À environ 30 km du centre de Hanoï, le Musée des combattants révolutionnaires capturés et emprisonnés par l'ennemi est situé tranquillement au milieu du village de Nam Quat, commune de Phu Xuyen, comme une "adresse rouge" préservant les souvenirs des années féroces de la guerre.

Pas grandiose et moderne, le musée a une apparence rustique et simple, mais contient des histoires émouvantes sur la volonté et la loyauté des soldats révolutionnaires.
Ce projet spécial a été créé à partir du dévouement de l'ancien combattant Lâm Văn Bảng (82 ans). Lui et sa famille ont fait don de plus de 2 000 m2 de terrain et ont passé plus de 40 ans à collectionner et à préserver chaque souvenir. Pour lui, ce ne sont pas seulement des objets, mais aussi des souvenirs, le sang et les os de ses camarades tombés.

Contrairement aux musées de grande envergure, cet endroit conserve des objets très quotidiens, des bols à riz ébréchés, des gobelets à eau usagés, des bâtons de Truong Son ou des lettres écrites à la hâte en prison... Tout est exposé dans un espace simple, imprégné de l'empreinte du temps, mais il a un fort écho à une période historique difficile.

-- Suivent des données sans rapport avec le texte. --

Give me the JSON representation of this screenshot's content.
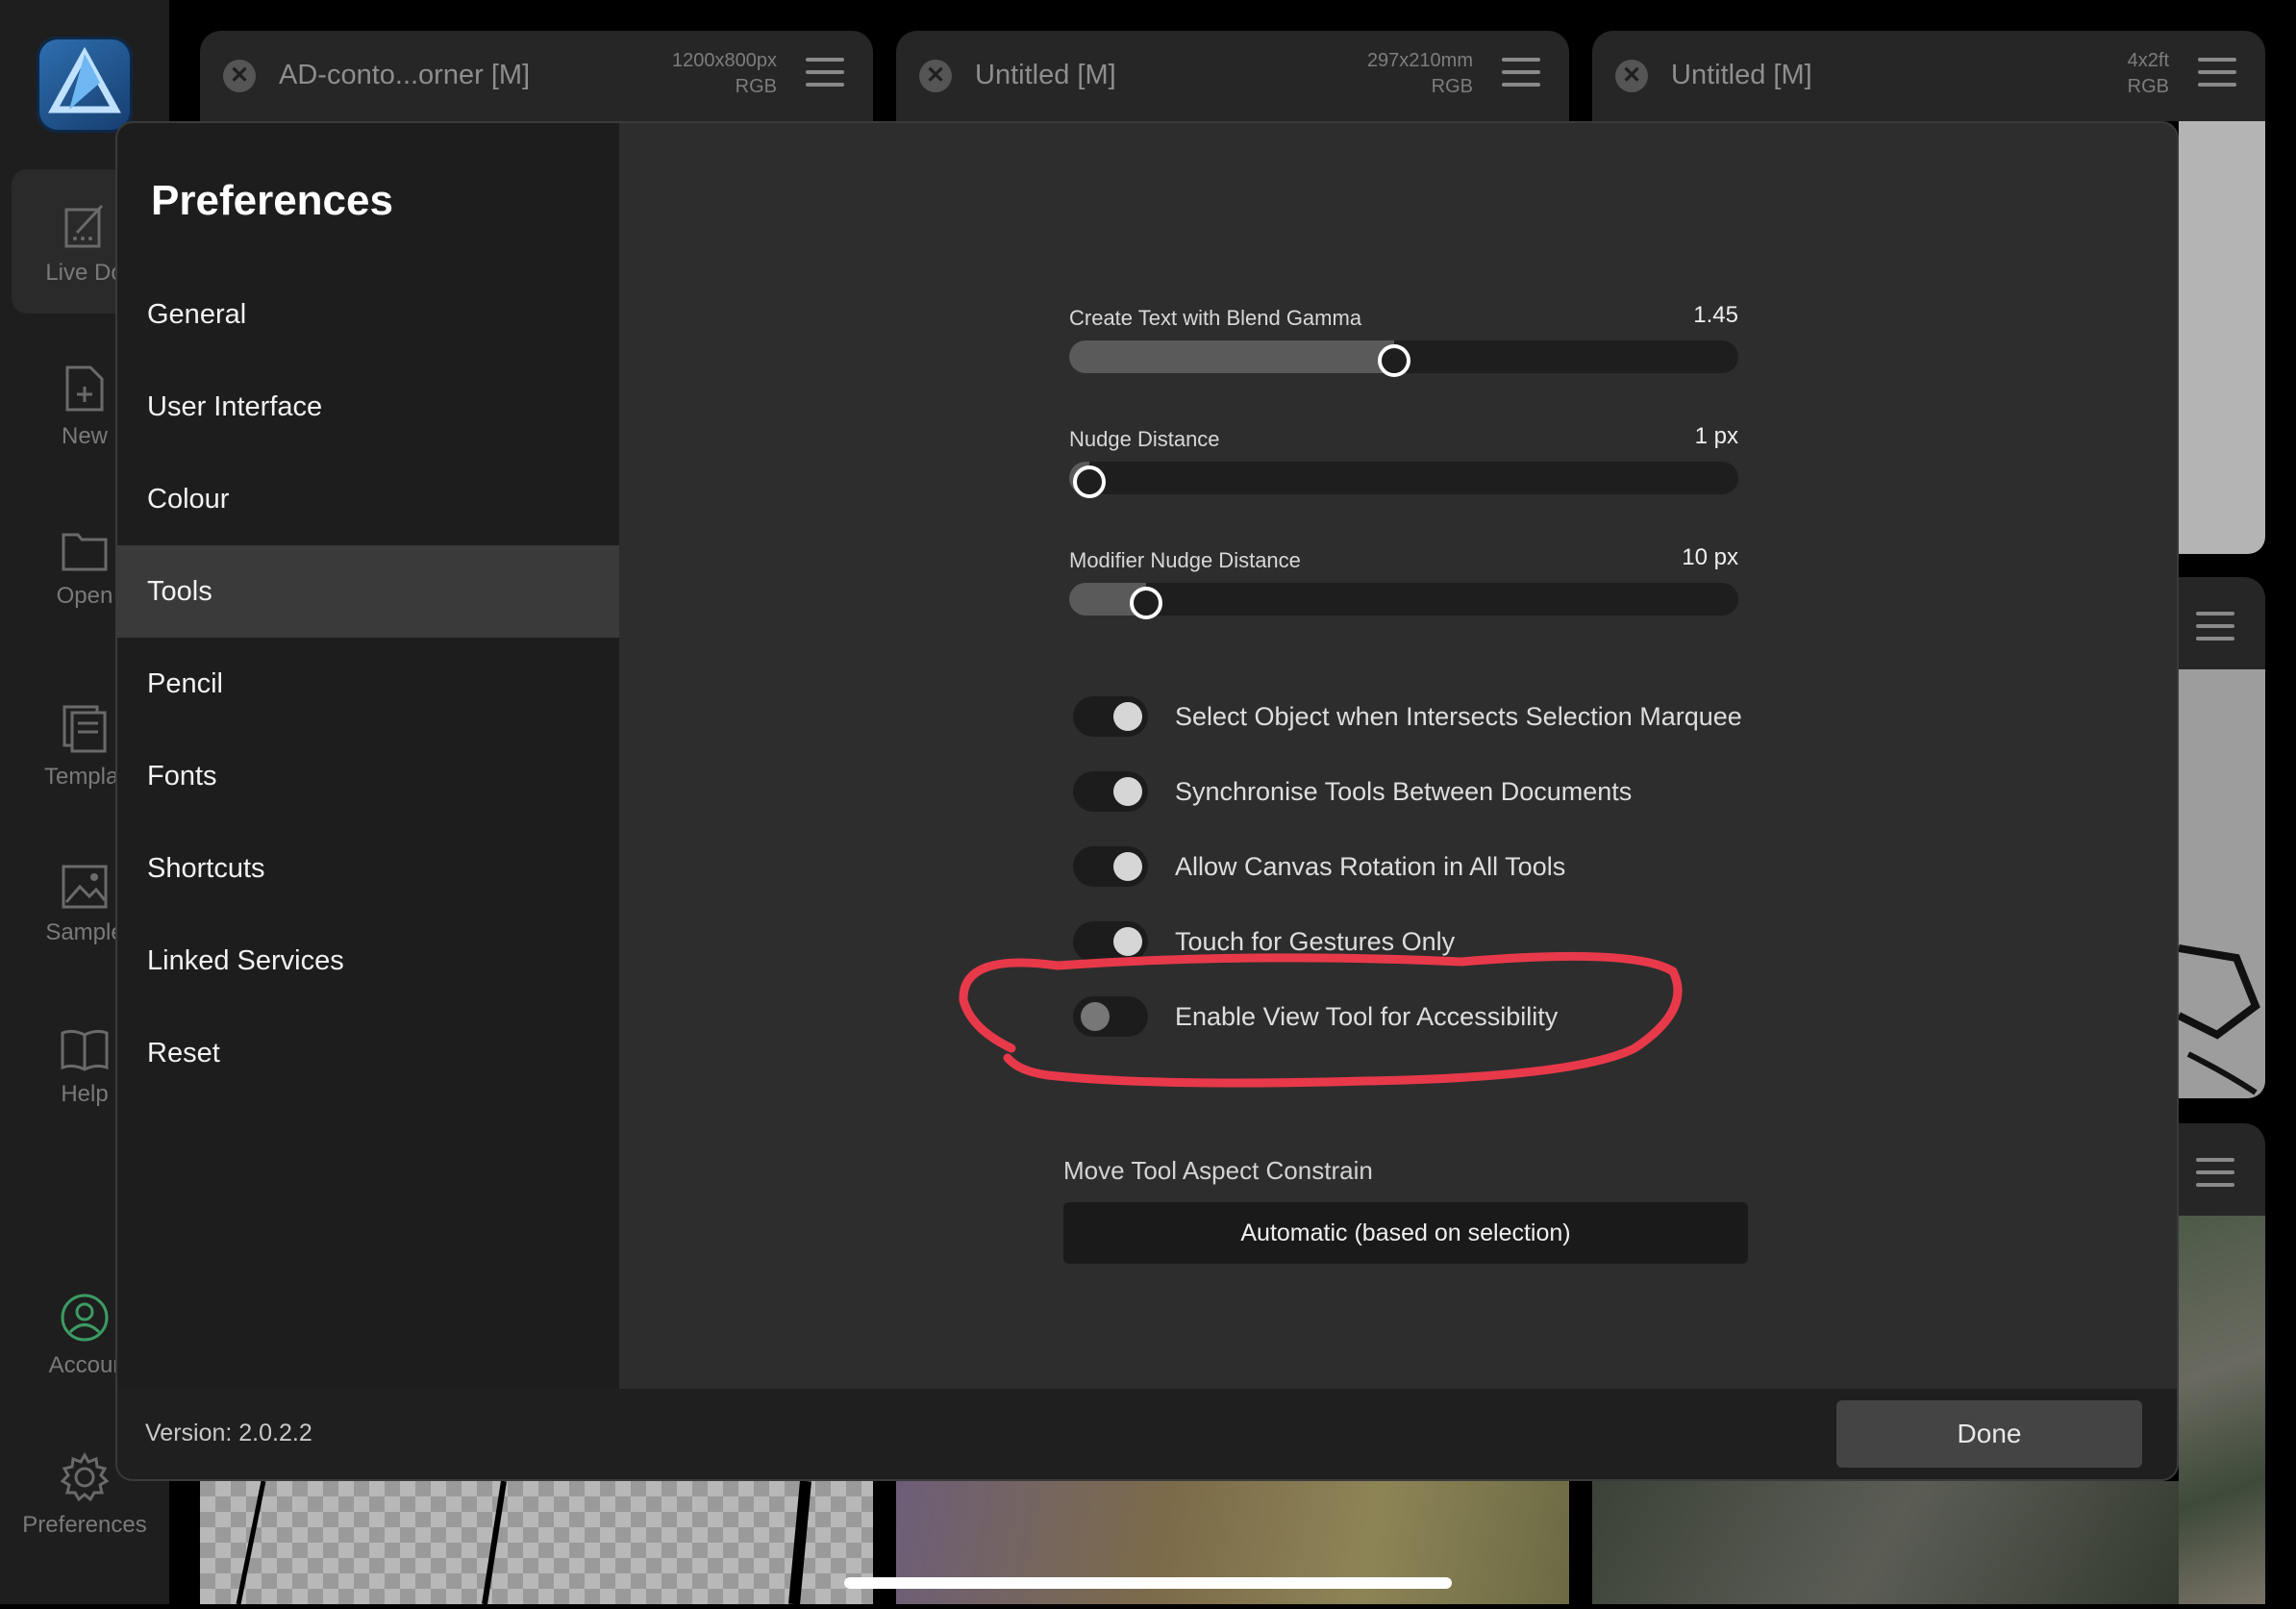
{
  "app_nav": [
    {
      "label": "Live Do",
      "icon": "live-document-icon"
    },
    {
      "label": "New",
      "icon": "new-document-icon"
    },
    {
      "label": "Open",
      "icon": "folder-icon"
    },
    {
      "label": "Templat",
      "icon": "template-icon"
    },
    {
      "label": "Sample",
      "icon": "image-icon"
    },
    {
      "label": "Help",
      "icon": "book-icon"
    },
    {
      "label": "Accour",
      "icon": "account-icon"
    },
    {
      "label": "Preferences",
      "icon": "gear-icon"
    }
  ],
  "documents": [
    {
      "title": "AD-conto...orner [M]",
      "size": "1200x800px",
      "mode": "RGB"
    },
    {
      "title": "Untitled [M]",
      "size": "297x210mm",
      "mode": "RGB"
    },
    {
      "title": "Untitled [M]",
      "size": "4x2ft",
      "mode": "RGB"
    }
  ],
  "preferences": {
    "title": "Preferences",
    "nav": [
      "General",
      "User Interface",
      "Colour",
      "Tools",
      "Pencil",
      "Fonts",
      "Shortcuts",
      "Linked Services",
      "Reset"
    ],
    "selected": "Tools",
    "sliders": [
      {
        "label": "Create Text with Blend Gamma",
        "value": "1.45",
        "fraction": 0.485
      },
      {
        "label": "Nudge Distance",
        "value": "1 px",
        "fraction": 0.03
      },
      {
        "label": "Modifier Nudge Distance",
        "value": "10 px",
        "fraction": 0.115
      }
    ],
    "toggles": [
      {
        "label": "Select Object when Intersects Selection Marquee",
        "on": true
      },
      {
        "label": "Synchronise Tools Between Documents",
        "on": true
      },
      {
        "label": "Allow Canvas Rotation in All Tools",
        "on": true
      },
      {
        "label": "Touch for Gestures Only",
        "on": true
      },
      {
        "label": "Enable View Tool for Accessibility",
        "on": false
      }
    ],
    "move_tool": {
      "label": "Move Tool Aspect Constrain",
      "value": "Automatic (based on selection)"
    },
    "version": "Version: 2.0.2.2",
    "done_label": "Done"
  },
  "annotation_color": "#e8394a"
}
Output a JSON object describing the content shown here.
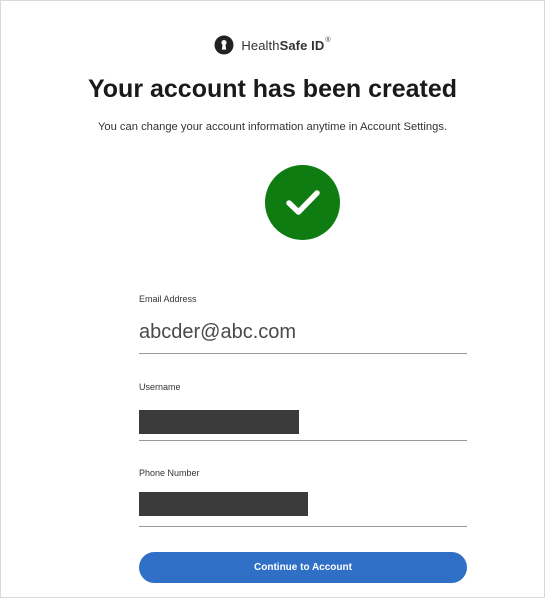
{
  "brand": {
    "name_regular": "Health",
    "name_bold": "Safe ID",
    "trademark": "®",
    "icon": "shield-keyhole-icon"
  },
  "header": {
    "title": "Your account has been created",
    "subtitle": "You can change your account information anytime in Account Settings."
  },
  "status": {
    "icon": "check-circle-icon",
    "color": "#0e7c11"
  },
  "fields": {
    "email": {
      "label": "Email Address",
      "value": "abcder@abc.com"
    },
    "username": {
      "label": "Username",
      "value_redacted": true
    },
    "phone": {
      "label": "Phone Number",
      "value_redacted": true
    }
  },
  "actions": {
    "continue_label": "Continue to Account",
    "continue_color": "#2f6fc6"
  }
}
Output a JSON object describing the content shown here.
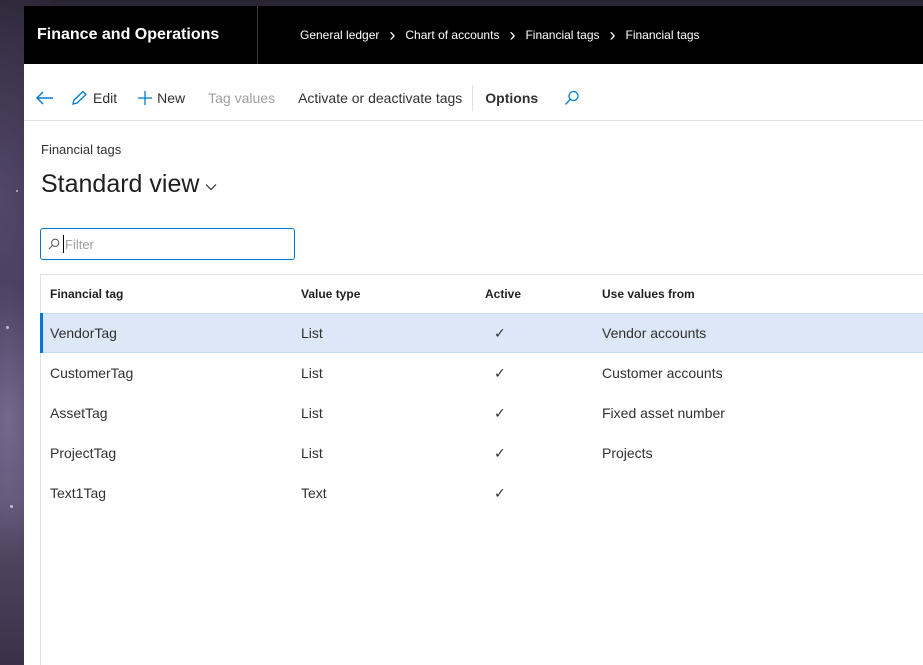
{
  "header": {
    "app_title": "Finance and Operations",
    "breadcrumbs": [
      "General ledger",
      "Chart of accounts",
      "Financial tags",
      "Financial tags"
    ]
  },
  "toolbar": {
    "back_icon": "back-arrow-icon",
    "edit_label": "Edit",
    "new_label": "New",
    "tag_values_label": "Tag values",
    "activate_label": "Activate or deactivate tags",
    "options_label": "Options",
    "search_icon": "search-icon"
  },
  "page": {
    "caption": "Financial tags",
    "view_title": "Standard view"
  },
  "filter": {
    "placeholder": "Filter",
    "value": ""
  },
  "grid": {
    "columns": [
      "Financial tag",
      "Value type",
      "Active",
      "Use values from"
    ],
    "rows": [
      {
        "tag": "VendorTag",
        "type": "List",
        "active": "✓",
        "source": "Vendor accounts",
        "selected": true
      },
      {
        "tag": "CustomerTag",
        "type": "List",
        "active": "✓",
        "source": "Customer accounts",
        "selected": false
      },
      {
        "tag": "AssetTag",
        "type": "List",
        "active": "✓",
        "source": "Fixed asset number",
        "selected": false
      },
      {
        "tag": "ProjectTag",
        "type": "List",
        "active": "✓",
        "source": "Projects",
        "selected": false
      },
      {
        "tag": "Text1Tag",
        "type": "Text",
        "active": "✓",
        "source": "",
        "selected": false
      }
    ]
  },
  "colors": {
    "topbar": "#000000",
    "accent": "#0078d4",
    "selected_row": "#dce8f7"
  }
}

M. Lâm Văn Bảng a partagé que ses souvenirs sont liés aux années de guerre acharnée. En avril 1965, il s'est engagé dans l'armée. En 1968, lors d'une bataille, il a été grièvement blessé et est tombé entre les mains de l'ennemi, détenu dans une prison à Biên Hòa.
En mai 1970, il a été transféré à la prison de Phu Quoc, surnommée "l'enfer sur terre".
Trois ans plus tard, en février 1973, au bord de la rivière Thach Han (Quang Tri), il a été libéré lors d'un échange de prisonniers entre nous et les États-Unis. De retour de la mort, les souvenirs des jours de torture et de captivité sont toujours gravés dans l'esprit du soldat.
M. Bang a raconté que dans la prison, lui et ses camarades ont subi de nombreuses tortures sévères. Malgré cela, ils ont continué à lutter avec acharnement, à maintenir leur moralité, à organiser des activités politiques et à chercher des moyens de s'échapper.
C'est dans ces circonstances difficiles que l'esprit révolutionnaire s'est encore nourri, devenant une force qui les aide à surmonter tous les défis.
Le remords des camarades qui ne pouvaient pas revenir l'a incité à commencer son voyage de collection de souvenirs à partir de 1985. Sans se soucier de la longue distance, lui et ses collègues ont parcouru toutes les régions du pays. Chaque fois qu'il entendait dire où les souvenirs des soldats révolutionnaires étaient encore conservés, il partait à nouveau pour les chercher.
Après de nombreuses années de collecte assidue de souvenirs, le 16 novembre 2006, le musée a été officiellement créé par décision du Département de la culture, des sports et du tourisme de Hà Tây (ancien), avec M. Lâm Văn Bảng comme directeur.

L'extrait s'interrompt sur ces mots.